Amount of SDI payments
The amount of your bi-weekly payment is tied to how much you earned during your base period. You will be paid 55% the amount of the average wages that you were paid by your employer during the calendar quarter of the base period that you made the most money. If you worked two jobs during your base period, your average wages will include wages from both jobs.
However, the maximum weekly amount is $1,129 (in 2016). SDI payments are not taxable (except for those recipients who can't receive unemployment benefits due to their disability, so they receive SDI instead).
The EDD website includes a chart of weekly SDI benefit amounts based on the amount of money you made in the highest quarter of your base period.
Timing of Base Period
Here’s a chart showing your base period for recent and upcoming quarters.
Date Claim Filed Base Period
Oct 1, 2015 to Dec 31, 2015 July 1, 2014 to June 30, 2015
Jan 1, 2016 to March 31, 2016 Oct 1, 2014 to September 30, 2015
April 2, 2016 to June 30, 2016 Jan 1, 2015 to Dec 31, 2015
July 1, 2016 to September 30, 2016 April 1, 2015 to March 31, 2016
October 1, 2016 to December 31, 2016 Jul 1, 2015 to June 30, 2016
Because the state uses your highest-paid quarter of your base period to calculate your weekly payment, the date you file your claim can affect your benefits amount. You can use this to your advantage by choosing the date that will give you the base period with the highest wages, but you must file a claim with EDD within seven weeks of becoming unable to work.
How Long Benefits Will Be Paid
Payments can be made up to 52 weeks for most employees, if they remain unable to work that long. However, self-employed persons who pay into the system can receive benefits for only 39 weeks, and those in alcohol or drug rehab can often only receive payments for 90 days (unless they have a certified disability for drug or alcohol addiction).
How Other Benefits Affect Your SDI Benefit
Sick pay or PTO. Paid sick time, PTO, or holiday pay that you receive while receiving SDI will be subtracted from your SDI benefit amount, as will wages for part-time work (for instance, light duty work related to your disability).

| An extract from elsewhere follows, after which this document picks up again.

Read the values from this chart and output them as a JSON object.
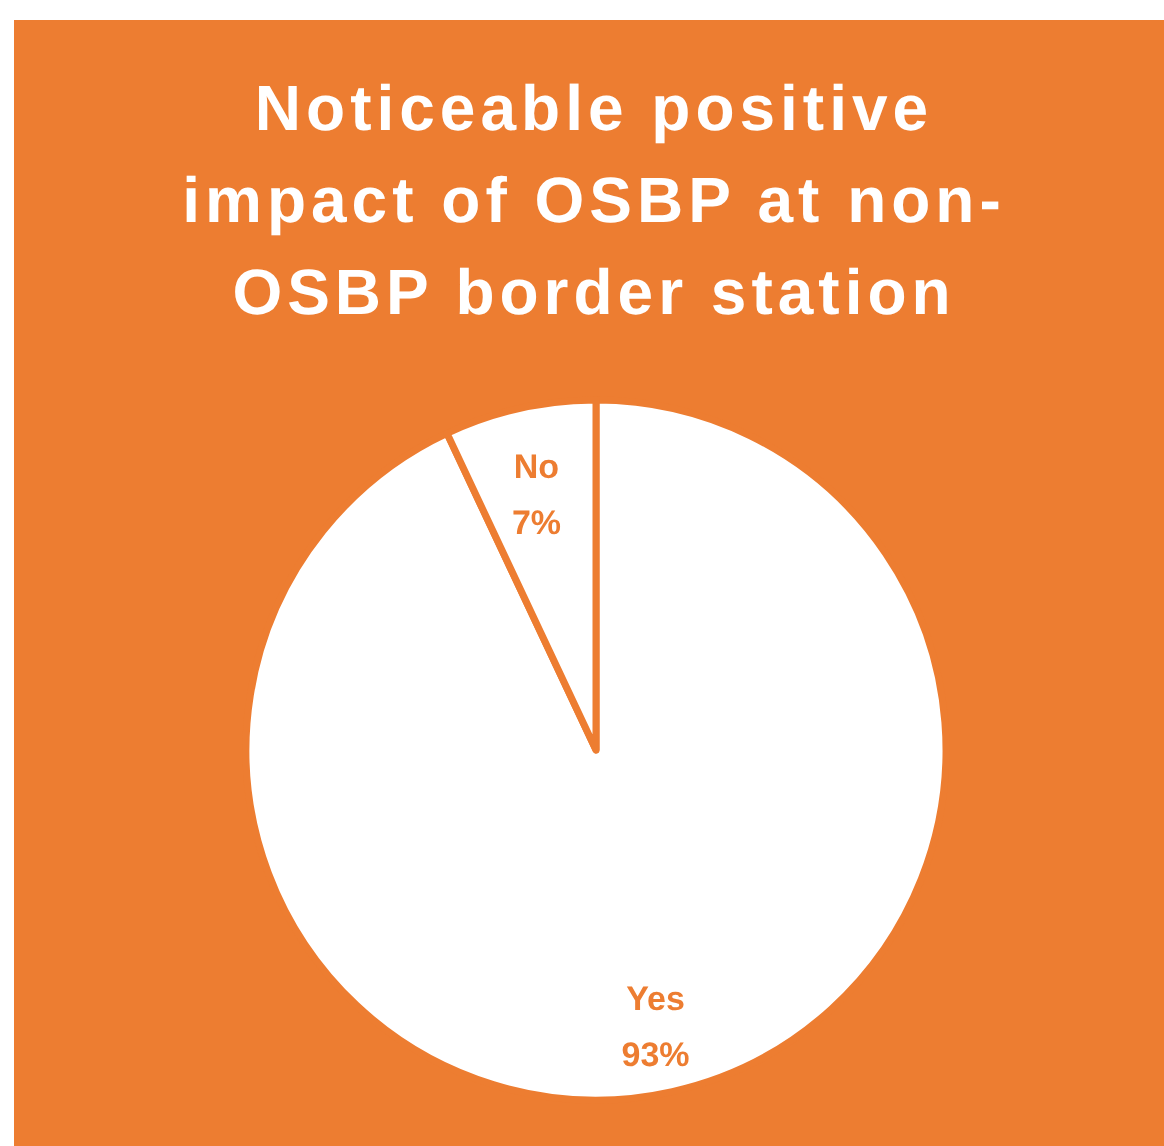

You can ask the EDD to “integrate” the SDI benefit with your sick pay or PTO, however. If your employer agrees, your employer can pay you just enough sick time or PTO so that, when combined with SDI, you will be receiving the same amount as your normal salary or wages. On your application form, you write “Integrated Benefits” for the type of pay you are receiving from your employer.
In addition, you may receive sick time or PTO for the first seven days of your disability, since SDI will only start paying you on the eighth day.
Paid vacation. Receiving paid vacation benefits will not affect your SDI payment.
Social Security disability. If you apply for and are approved for Social Security disability benefits, the state may subtract your disability benefits from your SDI payment.
Filing a Claim for SDI
You can file a claim online at the SDI Online page of EDD’s website or you can file Form DE 2501, Claim for Disability Insurance Benefits, which you can request be mailed to you from the EDD website. You have only 49 days from becoming disabled to file a claim. You’ll also need to ask your doctor fill out a medical certificate of disability or register online and certify your disability online.
If the EDD approves your application for SDI benefits, you will be sent a notice of eligibility, which will include an estimate of your weekly benefit amount.
If your employer is not cooperating, or you are uncertain of your leave rights, you may want to speak to an employment lawyer. The SDI program does not give you leave or reinstatement rights or protect your job, but the California Family Rights Act, the federal Family and Medical Leave Act, California’s pregnancy disability leave law, and the ADA all provide some form of job protection.